I actually was fasting from most of the 5 things from which the rabbis tell us to abstain (I did shower many times, since the hot water gave me small respite from the headaches).

I was not thinking of God. Nor was I praying, unless you count “please, God, let me not throw up again” or “please, God, let me make it the next hour until I can take more pain meds.”

When, after a full three days on the antibiotics, I woke up on Rosh Hashanah day (Monday), with only the slightest trace of a headache, I certainly did say a prayer of thanksgiving. (Though if I’m honest with myself, I’m not sure if I was praying to God or to Alexander Fleming and his miraculous discovery.) The timing of the whole experience made me very curious to see more about what the rabbis have to say about this fast that I—and millions of other Jewish people—am about to undertake. (Though I will not execute a full fast, as I will definitely be ingesting enough food and water to consume at least three capsules of amoxicillin on Wednesday.)

In Leviticus, (JPS translation), we read:

The Lord spoke to Moses saying: Mark, the tenth day of this seventh month is the Day of Atonement. It shall be a sacred occasion for you: you shall practice self-denial…” (23:26).

The root of the word the JPS translators render “self” (in “self-denial”) is nefesh, a word often translated as “soul,” but may more accurately be translated as “ego” or “person.” Though the JPS’s choice of “self” is certainly more poetic. What I find most interesting about the word choice—in both Hebrew and English—is that the Torah does not say “afflict your bodies” or some other construction that speaks mainly to the physical.

My tick-borne affliction of the body was not one that I chose, and so it did not allow the sublimation of my ego/person/self in place of the greater good that is my community and the divine.

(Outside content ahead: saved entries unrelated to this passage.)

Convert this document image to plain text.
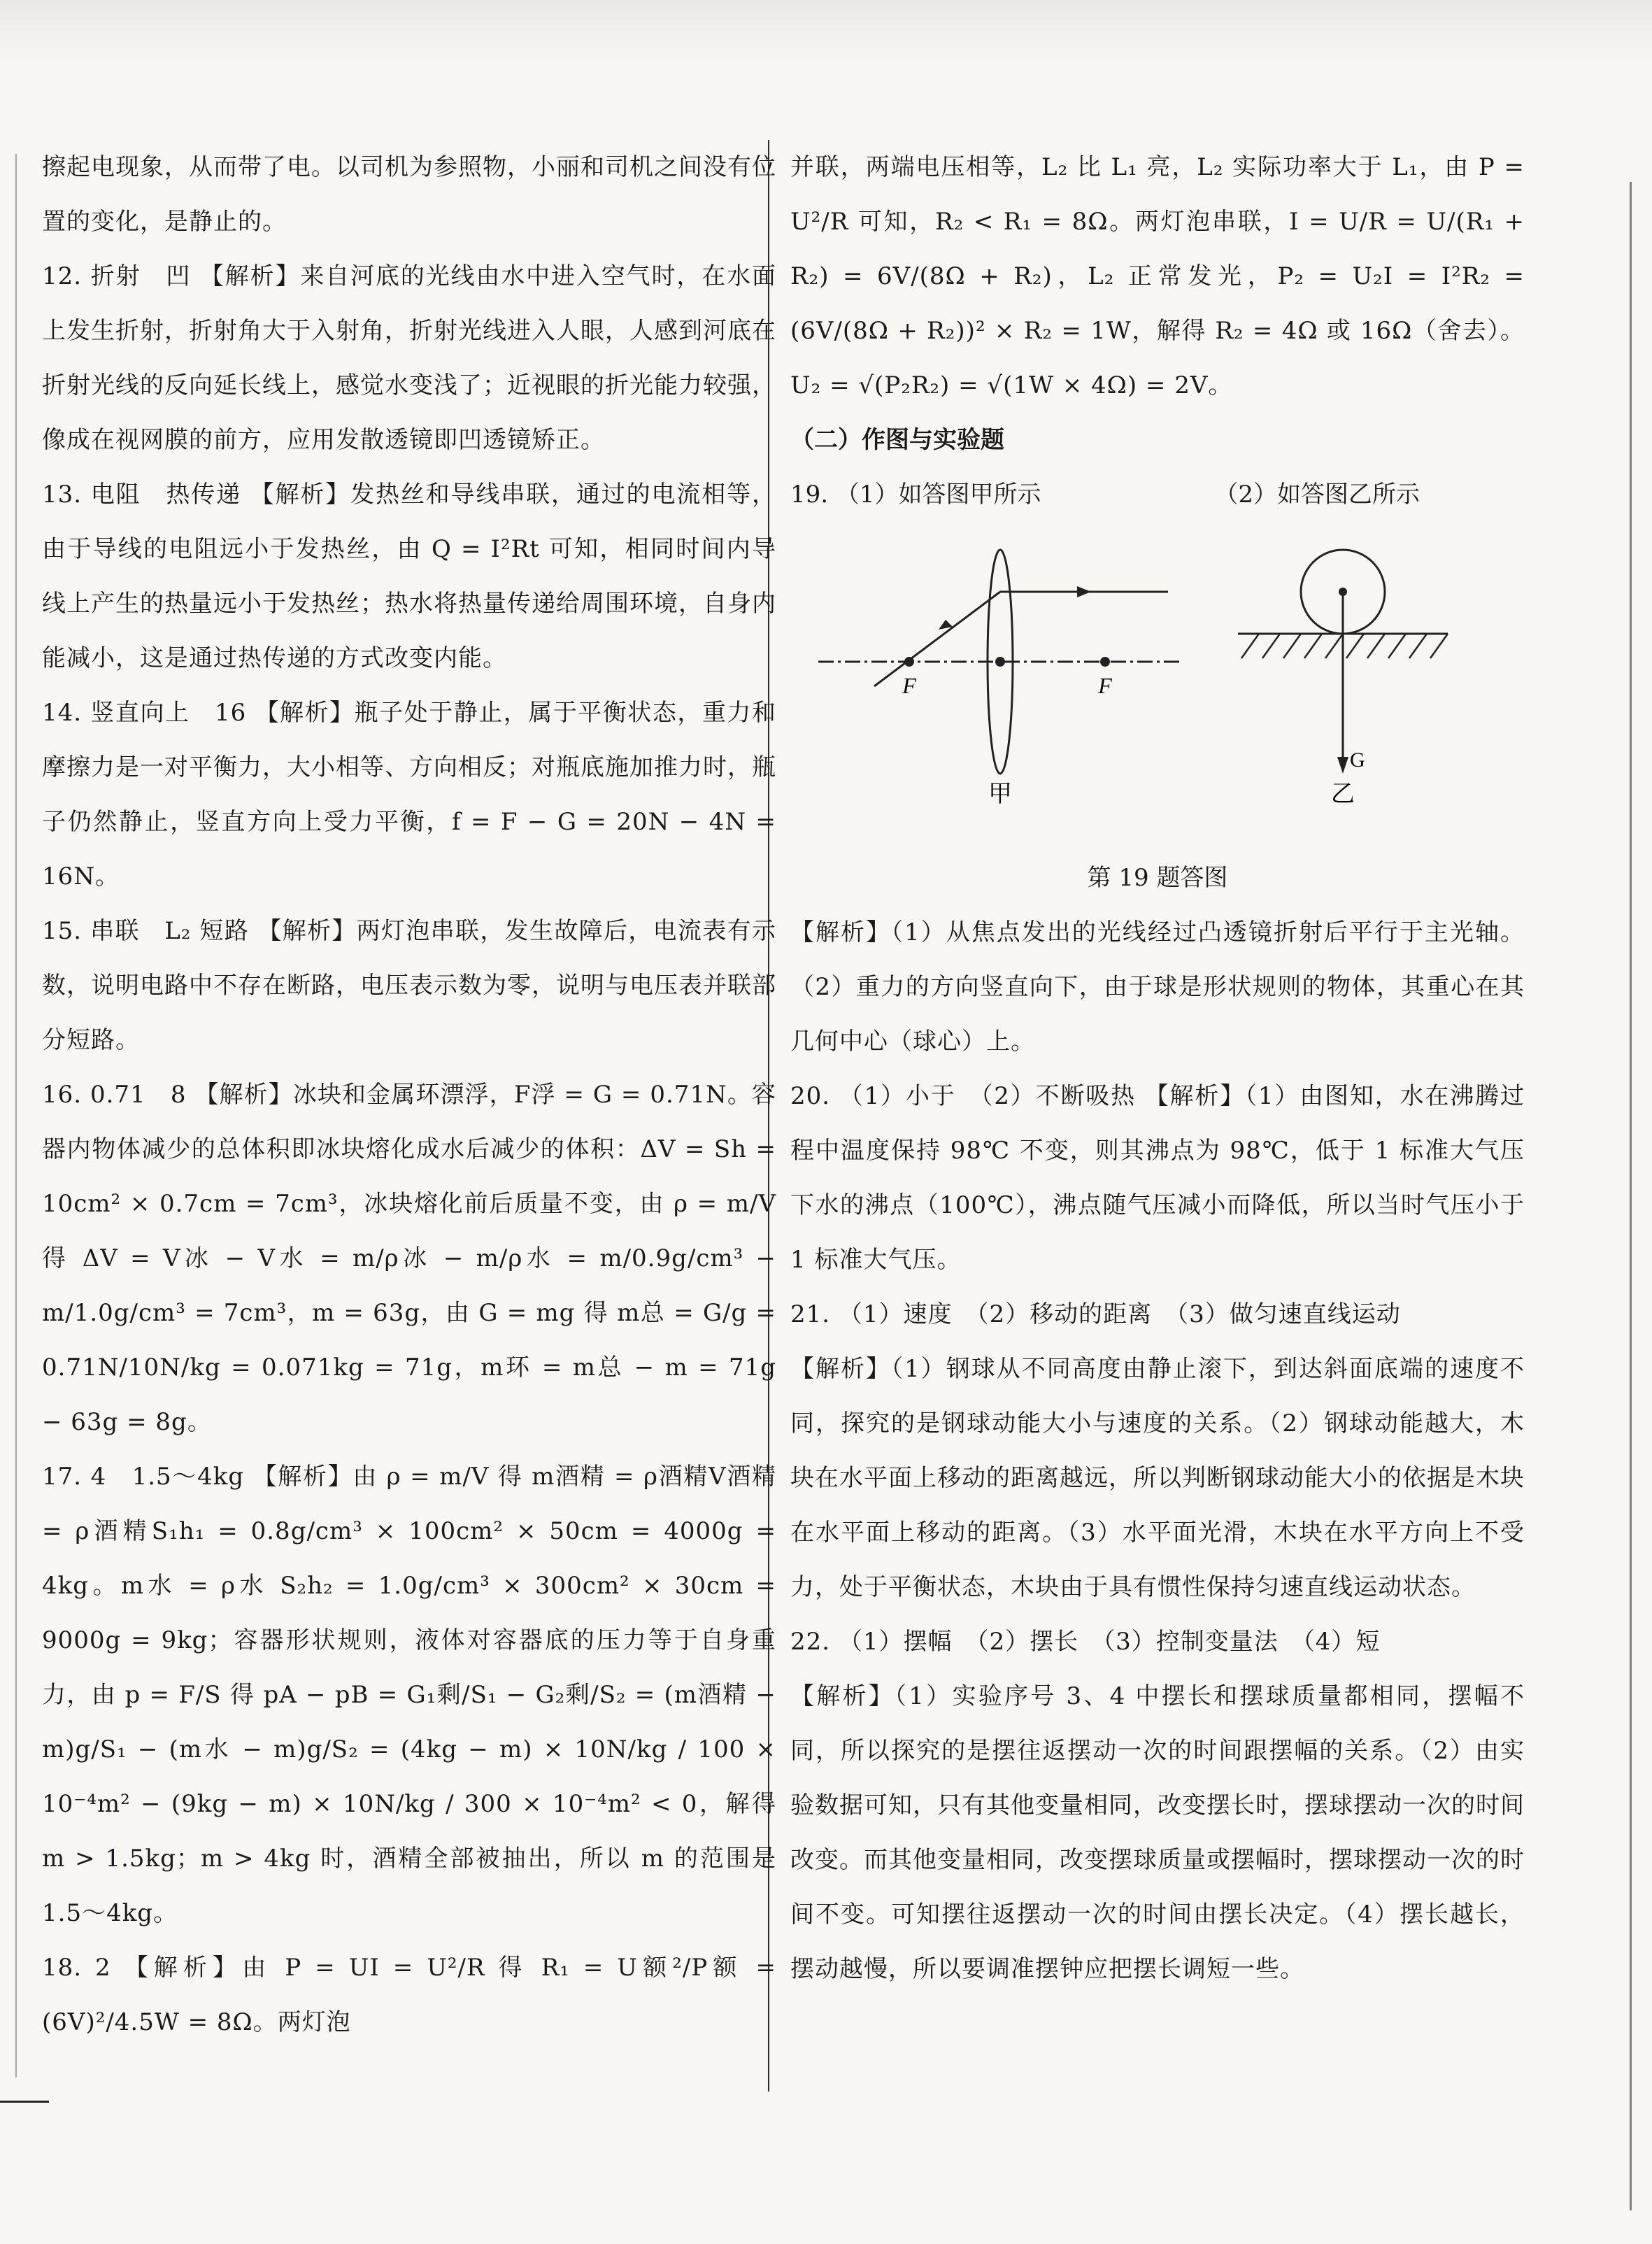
擦起电现象，从而带了电。以司机为参照物，小丽和司机之间没有位置的变化，是静止的。

12. 折射　凹 【解析】来自河底的光线由水中进入空气时，在水面上发生折射，折射角大于入射角，折射光线进入人眼，人感到河底在折射光线的反向延长线上，感觉水变浅了；近视眼的折光能力较强，像成在视网膜的前方，应用发散透镜即凹透镜矫正。

13. 电阻　热传递 【解析】发热丝和导线串联，通过的电流相等，由于导线的电阻远小于发热丝，由 Q = I²Rt 可知，相同时间内导线上产生的热量远小于发热丝；热水将热量传递给周围环境，自身内能减小，这是通过热传递的方式改变内能。

14. 竖直向上　16 【解析】瓶子处于静止，属于平衡状态，重力和摩擦力是一对平衡力，大小相等、方向相反；对瓶底施加推力时，瓶子仍然静止，竖直方向上受力平衡，f = F − G = 20N − 4N = 16N。

15. 串联　L₂ 短路 【解析】两灯泡串联，发生故障后，电流表有示数，说明电路中不存在断路，电压表示数为零，说明与电压表并联部分短路。

16. 0.71　8 【解析】冰块和金属环漂浮，F浮 = G = 0.71N。容器内物体减少的总体积即冰块熔化成水后减少的体积：ΔV = Sh = 10cm² × 0.7cm = 7cm³，冰块熔化前后质量不变，由 ρ = m/V 得 ΔV = V冰 − V水 = m/ρ冰 − m/ρ水 = m/0.9g/cm³ − m/1.0g/cm³ = 7cm³，m = 63g，由 G = mg 得 m总 = G/g = 0.71N/10N/kg = 0.071kg = 71g，m环 = m总 − m = 71g − 63g = 8g。

17. 4　1.5～4kg 【解析】由 ρ = m/V 得 m酒精 = ρ酒精V酒精 = ρ酒精S₁h₁ = 0.8g/cm³ × 100cm² × 50cm = 4000g = 4kg。m水 = ρ水 S₂h₂ = 1.0g/cm³ × 300cm² × 30cm = 9000g = 9kg；容器形状规则，液体对容器底的压力等于自身重力，由 p = F/S 得 pA − pB = G₁剩/S₁ − G₂剩/S₂ = (m酒精 − m)g/S₁ − (m水 − m)g/S₂ = (4kg − m) × 10N/kg / 100 × 10⁻⁴m² − (9kg − m) × 10N/kg / 300 × 10⁻⁴m² < 0，解得 m > 1.5kg；m > 4kg 时，酒精全部被抽出，所以 m 的范围是 1.5～4kg。

18. 2 【解析】由 P = UI = U²/R 得 R₁ = U额²/P额 = (6V)²/4.5W = 8Ω。两灯泡

并联，两端电压相等，L₂ 比 L₁ 亮，L₂ 实际功率大于 L₁，由 P = U²/R 可知，R₂ < R₁ = 8Ω。两灯泡串联，I = U/R = U/(R₁ + R₂) = 6V/(8Ω + R₂)，L₂ 正常发光，P₂ = U₂I = I²R₂ = (6V/(8Ω + R₂))² × R₂ = 1W，解得 R₂ = 4Ω 或 16Ω（舍去）。U₂ = √(P₂R₂) = √(1W × 4Ω) = 2V。

（二）作图与实验题
19. （1）如答图甲所示	（2）如答图乙所示
F	F
甲
G
乙

第 19 题答图

【解析】（1）从焦点发出的光线经过凸透镜折射后平行于主光轴。（2）重力的方向竖直向下，由于球是形状规则的物体，其重心在其几何中心（球心）上。

20. （1）小于　（2）不断吸热 【解析】（1）由图知，水在沸腾过程中温度保持 98℃ 不变，则其沸点为 98℃，低于 1 标准大气压下水的沸点（100℃），沸点随气压减小而降低，所以当时气压小于 1 标准大气压。

21. （1）速度　（2）移动的距离　（3）做匀速直线运动

【解析】（1）钢球从不同高度由静止滚下，到达斜面底端的速度不同，探究的是钢球动能大小与速度的关系。（2）钢球动能越大，木块在水平面上移动的距离越远，所以判断钢球动能大小的依据是木块在水平面上移动的距离。（3）水平面光滑，木块在水平方向上不受力，处于平衡状态，木块由于具有惯性保持匀速直线运动状态。

22. （1）摆幅　（2）摆长　（3）控制变量法　（4）短

【解析】（1）实验序号 3、4 中摆长和摆球质量都相同，摆幅不同，所以探究的是摆往返摆动一次的时间跟摆幅的关系。（2）由实验数据可知，只有其他变量相同，改变摆长时，摆球摆动一次的时间改变。而其他变量相同，改变摆球质量或摆幅时，摆球摆动一次的时间不变。可知摆往返摆动一次的时间由摆长决定。（4）摆长越长，摆动越慢，所以要调准摆钟应把摆长调短一些。
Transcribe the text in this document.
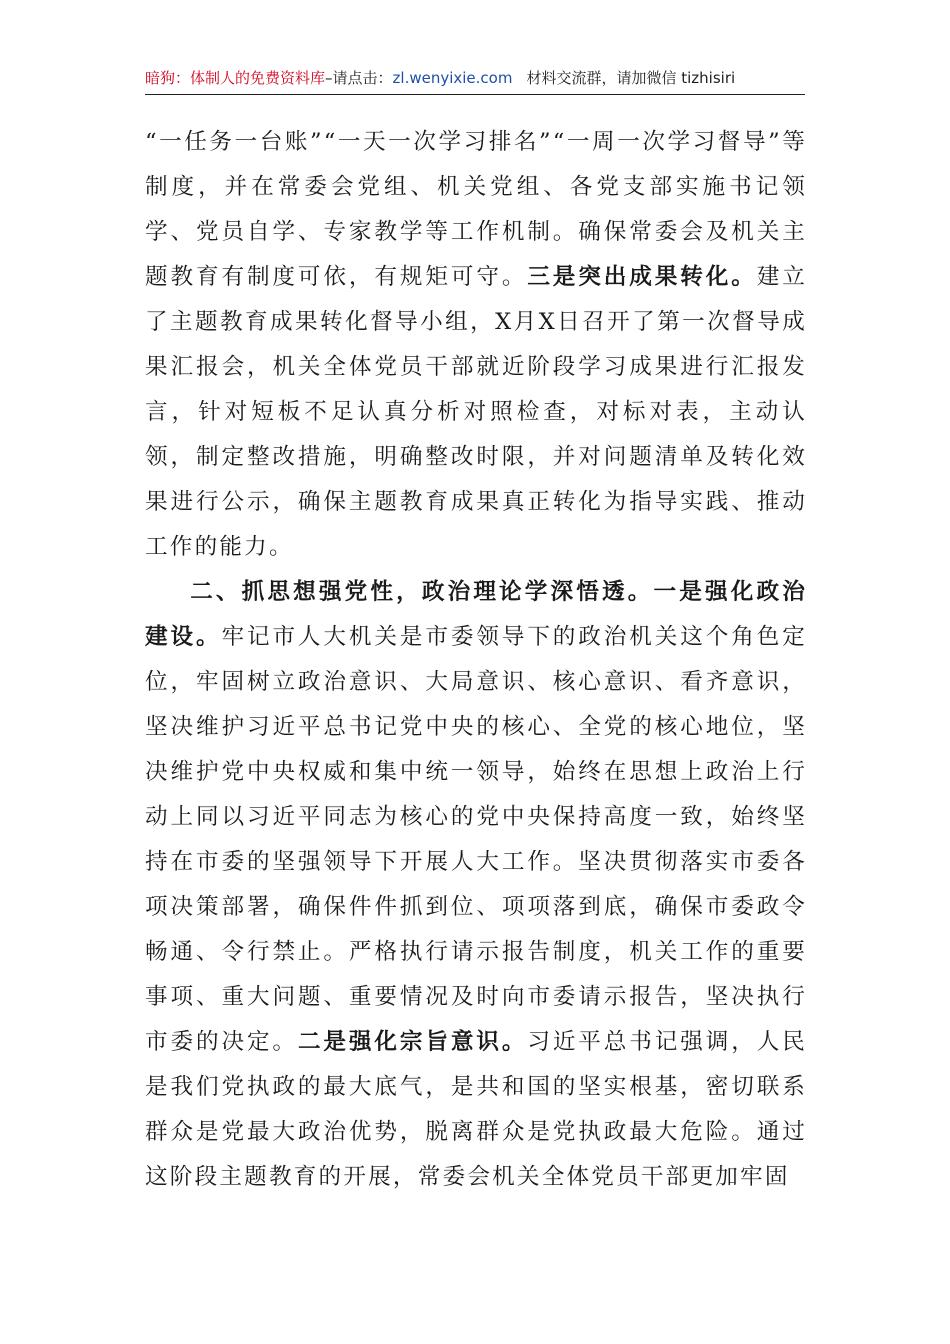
暗狗：体制人的免费资料库–请点击：zl.wenyixie.com 材料交流群，请加微信 tizhisiri

“一任务一台账”“一天一次学习排名”“一周一次学习督导”等制度，并在常委会党组、机关党组、各党支部实施书记领学、党员自学、专家教学等工作机制。确保常委会及机关主题教育有制度可依，有规矩可守。三是突出成果转化。建立了主题教育成果转化督导小组，X月X日召开了第一次督导成果汇报会，机关全体党员干部就近阶段学习成果进行汇报发言，针对短板不足认真分析对照检查，对标对表，主动认领，制定整改措施，明确整改时限，并对问题清单及转化效果进行公示，确保主题教育成果真正转化为指导实践、推动工作的能力。

二、抓思想强党性，政治理论学深悟透。一是强化政治建设。牢记市人大机关是市委领导下的政治机关这个角色定位，牢固树立政治意识、大局意识、核心意识、看齐意识，坚决维护习近平总书记党中央的核心、全党的核心地位，坚决维护党中央权威和集中统一领导，始终在思想上政治上行动上同以习近平同志为核心的党中央保持高度一致，始终坚持在市委的坚强领导下开展人大工作。坚决贯彻落实市委各项决策部署，确保件件抓到位、项项落到底，确保市委政令畅通、令行禁止。严格执行请示报告制度，机关工作的重要事项、重大问题、重要情况及时向市委请示报告，坚决执行市委的决定。二是强化宗旨意识。习近平总书记强调，人民是我们党执政的最大底气，是共和国的坚实根基，密切联系群众是党最大政治优势，脱离群众是党执政最大危险。通过这阶段主题教育的开展，常委会机关全体党员干部更加牢固
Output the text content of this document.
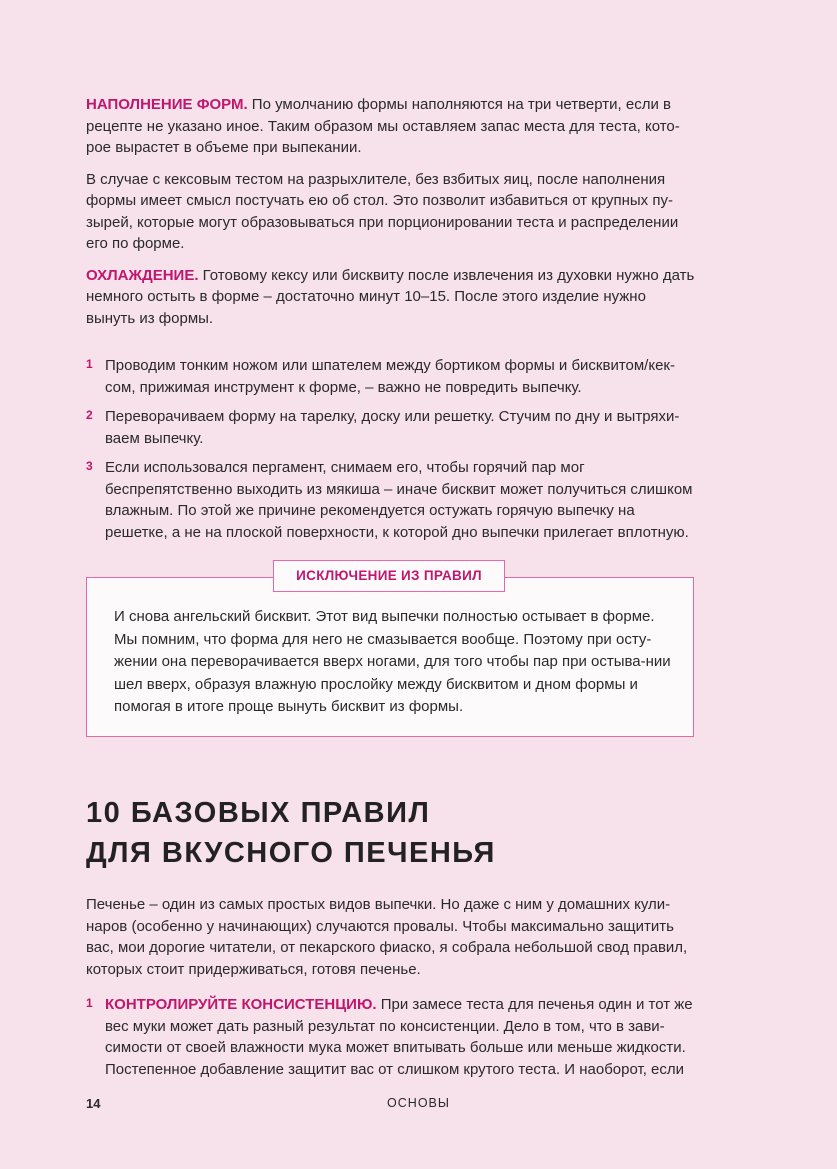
НАПОЛНЕНИЕ ФОРМ. По умолчанию формы наполняются на три четверти, если в рецепте не указано иное. Таким образом мы оставляем запас места для теста, кото-рое вырастет в объеме при выпекании.

В случае с кексовым тестом на разрыхлителе, без взбитых яиц, после наполнения формы имеет смысл постучать ею об стол. Это позволит избавиться от крупных пу-зырей, которые могут образовываться при порционировании теста и распределении его по форме.

ОХЛАЖДЕНИЕ. Готовому кексу или бисквиту после извлечения из духовки нужно дать немного остыть в форме – достаточно минут 10–15. После этого изделие нужно вынуть из формы.

1 Проводим тонким ножом или шпателем между бортиком формы и бисквитом/кек-сом, прижимая инструмент к форме, – важно не повредить выпечку.

2 Переворачиваем форму на тарелку, доску или решетку. Стучим по дну и вытряхи-ваем выпечку.

3 Если использовался пергамент, снимаем его, чтобы горячий пар мог беспрепятственно выходить из мякиша – иначе бисквит может получиться слишком влажным. По этой же причине рекомендуется остужать горячую выпечку на решетке, а не на плоской поверхности, к которой дно выпечки прилегает вплотную.

ИСКЛЮЧЕНИЕ ИЗ ПРАВИЛ

И снова ангельский бисквит. Этот вид выпечки полностью остывает в форме. Мы помним, что форма для него не смазывается вообще. Поэтому при осту-жении она переворачивается вверх ногами, для того чтобы пар при остыва-нии шел вверх, образуя влажную прослойку между бисквитом и дном формы и помогая в итоге проще вынуть бисквит из формы.

10 БАЗОВЫХ ПРАВИЛ
ДЛЯ ВКУСНОГО ПЕЧЕНЬЯ

Печенье – один из самых простых видов выпечки. Но даже с ним у домашних кули-наров (особенно у начинающих) случаются провалы. Чтобы максимально защитить вас, мои дорогие читатели, от пекарского фиаско, я собрала небольшой свод правил, которых стоит придерживаться, готовя печенье.

1 КОНТРОЛИРУЙТЕ КОНСИСТЕНЦИЮ. При замесе теста для печенья один и тот же вес муки может дать разный результат по консистенции. Дело в том, что в зави-симости от своей влажности мука может впитывать больше или меньше жидкости. Постепенное добавление защитит вас от слишком крутого теста. И наоборот, если

14	ОСНОВЫ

On Yom Kippur itself, from bemas the world over, Jewish people will hear words that will speak to this truth. The Leviticus portion I excerpted above will be followed by a reading from Isaiah (57:14 – 58:16) in which the prophet angrily tells the community that a fast that consists of an empty belly is not enough. In God’s voice he asks, “Is such the fast I desire, / A day for men to starve their bodies?” (58:5).

The prophet goes on to answer his own question:

No, this is the fast I desire:

To unlock the fetters of wickedness,

And untie the cords of the yoke

To let the oppressed go free;

To break off every yoke.

It is to share your bread with the hungry,

And to take the wretched poor into your home;

When you see the naked, to clothe him,

And not to ignore your own kin. (58:6 – 58:7)

The fast of Yom Kippur is not to just to withhold the bread from my belly, but to share it with the hungry. It is not just to afflict the self, but to repair the world. For how can we have compassion for the hungry if we always have a full belly? How can we recognize our own privileges—whether they be full bellies or pain-free mornings or any other host of comforts we take for granted—if we never take the time to acknowledge them?

Once again the ancient voices reach into the present—and, I hope, my future—and surprise me with their wisdom.

For all those who observe, this year I will not wish you an easy fast. Rather, I pray that we all achieve a meaningful fast. Shanah Tovah u’Metuchah, wishing you a good, and sweet, new year.